June 29, 2003

28 Days Later

Irony out the Wazoo

28 Days Later Scare yourself witless. Aw, go on, it'll be fun.

In 28 Days Later, a powerful virus called Rage is accidentally unleashed on the British population; within twenty seconds of exposure it locks an infected person in a permanent state of murderous frenzy. Within 28 days, the country—and, as far as can be determined, the world—is devastated. Into this empty world awakens Jim (Cillian Murphy), a bicycle messenger who was injured in a car accident and spent those 28 days in a deserted hospital.

I am embarrassed to report I spent parts of this movie whispering typical horror-movie warnings at the screen, something I never thought I'd do. "No no no no please please please don't go in there get out of there turn around turn around eeeeeeee!" Ah well. It was worth it.

Now, then: the rest of this review will contain some spoilers. I feel they are quite minor. In fact, you've probably had this part of the movie's overall premise spoiled for you by television commercials and just about every review of the film and interview with the director (Danny Boyle, Trainspotting); but if you already know you want to see this movie and you want to go into it with no prior knowledge of the premise, read no further. I do promise that there are far fewer spoilers in this review than in every other major review I've read so far, some of which tell three-quarters—or all—of the plot, as if it's far more important to give a smug cinema critique, or as if nothing matters but watching the movie for the shocks rather than the unfolding of the (deceptively simple) plot.

The key to this genre is well summed up in a two-sentence horror story within the story "Knock" by Fredrick Brown:

The last man on earth sat alone in a room. There was a knock at the door....

Knock Knock
I saw the trailer for this when I went to see The Matrix Reloaded and thought it looked promising. I was upset when I found out that this wasn't going to be one of my favourite genres, Last Man on Earth (cf The World, the Flesh, and the Devil or Quiet Earth), but one of my least favourite genres, Zombie Flick (cf Omega Man). Jim discovers there are still hordes of infected persons on the rampage, in a scene so startling I won't describe it here. These creatures mostly emerge at night (mostly), seeking out uninfected humans to devour. The smallest drop of infected body fluid in a cut or in one's mouth will spread the virus (at least you won't be eaten—the infected apparently prefer fresh meat); and there is a lot of splashing blood. In one of the film's marvellously unnerving touches, Jim cuts his cheek while shaving, exposing himself to possible infection, showing just how fragile humans are in the face of the world's dangers. I spent the next several scenes watching and waiting for those cuts on his face to heal before the blood started splashing again.

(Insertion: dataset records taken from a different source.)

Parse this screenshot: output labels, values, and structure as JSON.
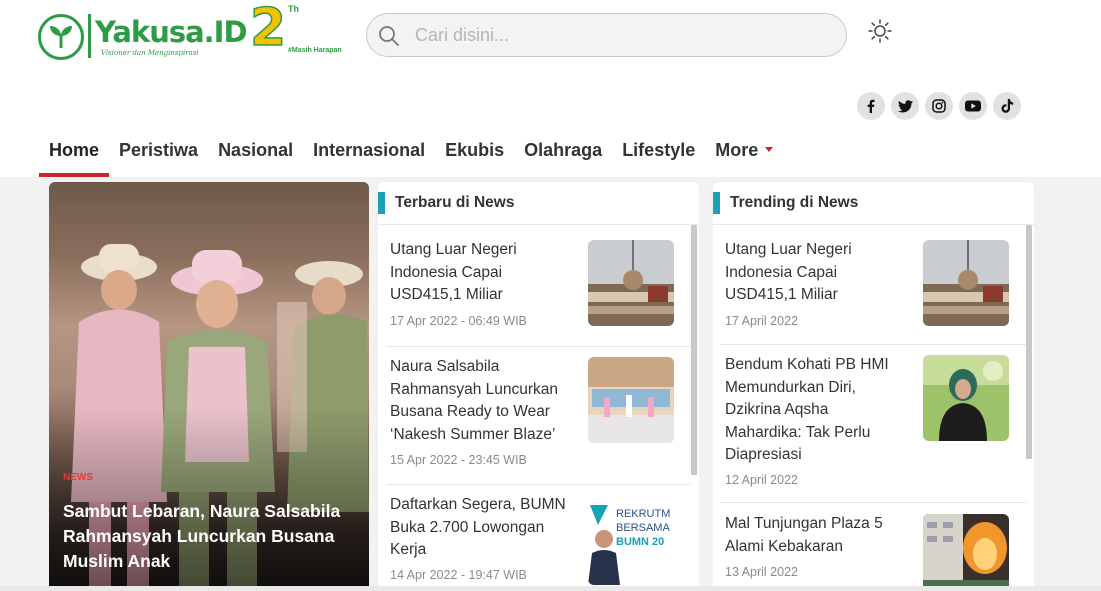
{
  "logo": {
    "wordmark": "Yakusa.ID",
    "tagline": "Visioner dan Menginspirasi",
    "anniversary_number": "2",
    "anniversary_suffix": "Th",
    "anniversary_tag": "#Masih Harapan"
  },
  "search": {
    "placeholder": "Cari disini..."
  },
  "social": [
    "facebook",
    "twitter",
    "instagram",
    "youtube",
    "tiktok"
  ],
  "nav": {
    "items": [
      "Home",
      "Peristiwa",
      "Nasional",
      "Internasional",
      "Ekubis",
      "Olahraga",
      "Lifestyle",
      "More"
    ],
    "active": "Home"
  },
  "hero": {
    "category": "NEWS",
    "title": "Sambut Lebaran, Naura Salsabila Rahmansyah Luncurkan Busana Muslim Anak"
  },
  "latest": {
    "heading": "Terbaru di News",
    "items": [
      {
        "title": "Utang Luar Negeri Indonesia Capai USD415,1 Miliar",
        "meta": "17 Apr 2022 - 06:49 WIB"
      },
      {
        "title": "Naura Salsabila Rahmansyah Luncurkan Busana Ready to Wear ‘Nakesh Summer Blaze’",
        "meta": "15 Apr 2022 - 23:45 WIB"
      },
      {
        "title": "Daftarkan Segera, BUMN Buka 2.700 Lowongan Kerja",
        "meta": "14 Apr 2022 - 19:47 WIB"
      }
    ],
    "thumb3_text": [
      "REKRUTM",
      "BERSAMA",
      "BUMN 20"
    ]
  },
  "trending": {
    "heading": "Trending di News",
    "items": [
      {
        "title": "Utang Luar Negeri Indonesia Capai USD415,1 Miliar",
        "meta": "17 April 2022"
      },
      {
        "title": "Bendum Kohati PB HMI Memundurkan Diri, Dzikrina Aqsha Mahardika: Tak Perlu Diapresiasi",
        "meta": "12 April 2022"
      },
      {
        "title": "Mal Tunjungan Plaza 5 Alami Kebakaran",
        "meta": "13 April 2022"
      }
    ]
  },
  "colors": {
    "brand_green": "#2e9c46",
    "accent_red": "#c8262e",
    "section_teal": "#1aa0b5"
  }
}
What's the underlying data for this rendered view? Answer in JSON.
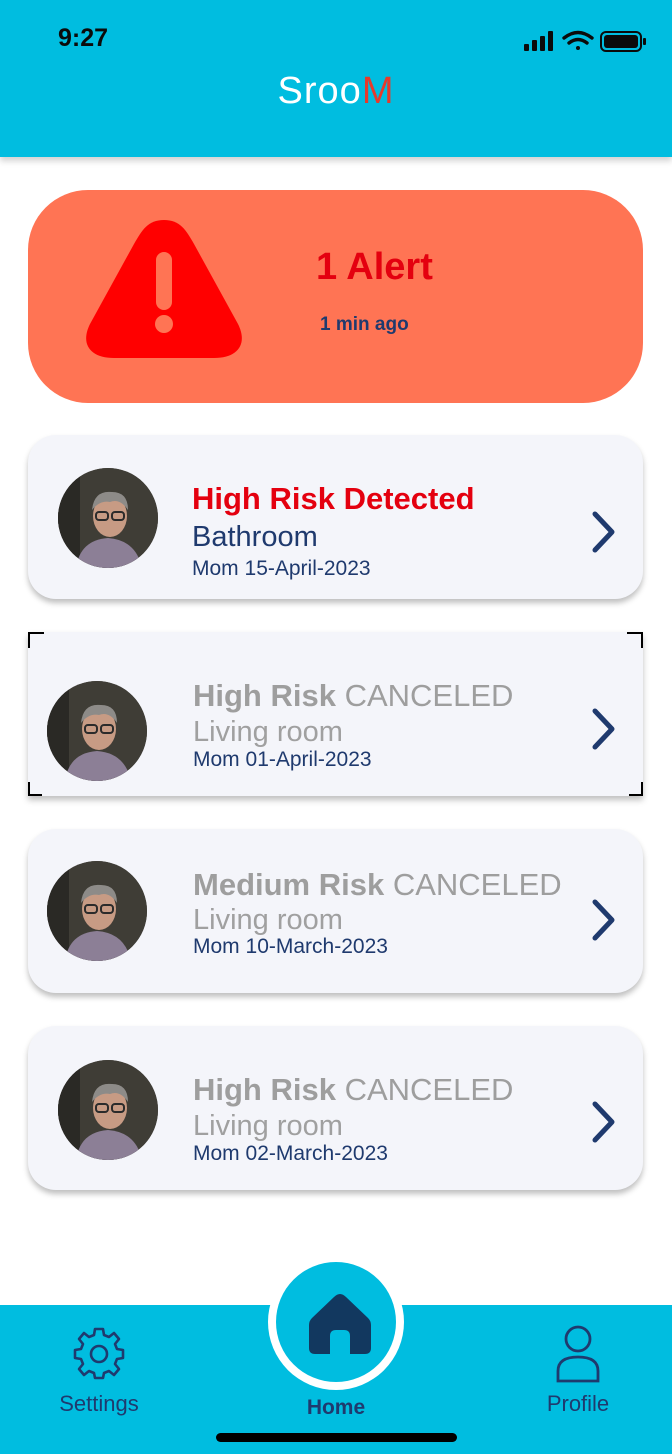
{
  "status_bar": {
    "time": "9:27"
  },
  "header": {
    "logo_main": "Sroo",
    "logo_accent": "M"
  },
  "alert": {
    "count_label": "1 Alert",
    "time_ago": "1 min ago"
  },
  "cards": [
    {
      "risk": "High Risk Detected",
      "status": "",
      "location": "Bathroom",
      "person": "Mom",
      "date": "15-April-2023"
    },
    {
      "risk": "High Risk",
      "status": "CANCELED",
      "location": "Living room",
      "person": "Mom",
      "date": "01-April-2023"
    },
    {
      "risk": "Medium Risk",
      "status": "CANCELED",
      "location": "Living room",
      "person": "Mom",
      "date": "10-March-2023"
    },
    {
      "risk": "High Risk",
      "status": "CANCELED",
      "location": "Living room",
      "person": "Mom",
      "date": "02-March-2023"
    }
  ],
  "nav": {
    "settings_label": "Settings",
    "home_label": "Home",
    "profile_label": "Profile"
  },
  "colors": {
    "brand": "#00bde0",
    "alert_bg": "#ff7454",
    "alert_red": "#e4000f",
    "navy": "#1f3a6e",
    "muted": "#9e9e9e"
  },
  "icons": [
    "cellular-signal-icon",
    "wifi-icon",
    "battery-icon",
    "warning-triangle-icon",
    "chevron-right-icon",
    "gear-icon",
    "home-icon",
    "user-icon"
  ]
}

But: Don't let any reports of the movie being a simple "gore fest" turn you away; be warned about but don't be turned away by images of the virus' bloody ebola-like symptoms; don't be turned off by comments that the film is just a "SARS-era Night of the Living Dead." Parts of it are an homage to that film, but its relevance is completely modern—or, timeless. To seek a "science is bad" or "military is evil" message, another popular theme in reviews of the film, is to miss the individual humans degenerating—or merely emerging. This is a film about people, humanity, and about what humanity means in a world where you can no longer tell the behaviour of the infected from that of the uninfected. The film's opening sequence—animal rights activists break into a lab where primates are subjected to constant viewing of violent news video—and what may later be a glimpse of understanding and sanity in the blood-red eyes of one of the infected, bring into question from the start whether the Rage virus is nothing more than what already flows through human blood.

Running Time: 108 harrowing minutes. (Apparently it runs 112 minutes overseas. Hmm.)

One Truly Puzzling Moment: What was that Impressionist matte painting of flowers doing in the middle of the movie? Give the film credit for it taking exactly 3 seconds for me to forget about it and get back into a steady state of fear.

Product Placement: I really, really never want to go near a Pepsi can again.

Previews: When Freddie Met Jason or some such similarly titled horror flick; The League of Extraordinary Gentlemen, which title the voiceover seems incapable of saying more of than "League"; something involving Kate Beckinsale in dominatrix leather; and maybe some other horror flick, I forget.

Outside Food: Veggie sushi and a cucumber salad, and relief that I didn't opt to bring meat to a movie involving a lot of cannibalism. Mostly offscreen cannibalism, but still—I was glad that was only a carrot I was munching on.

I have to go barricade the door and light a bonfire now.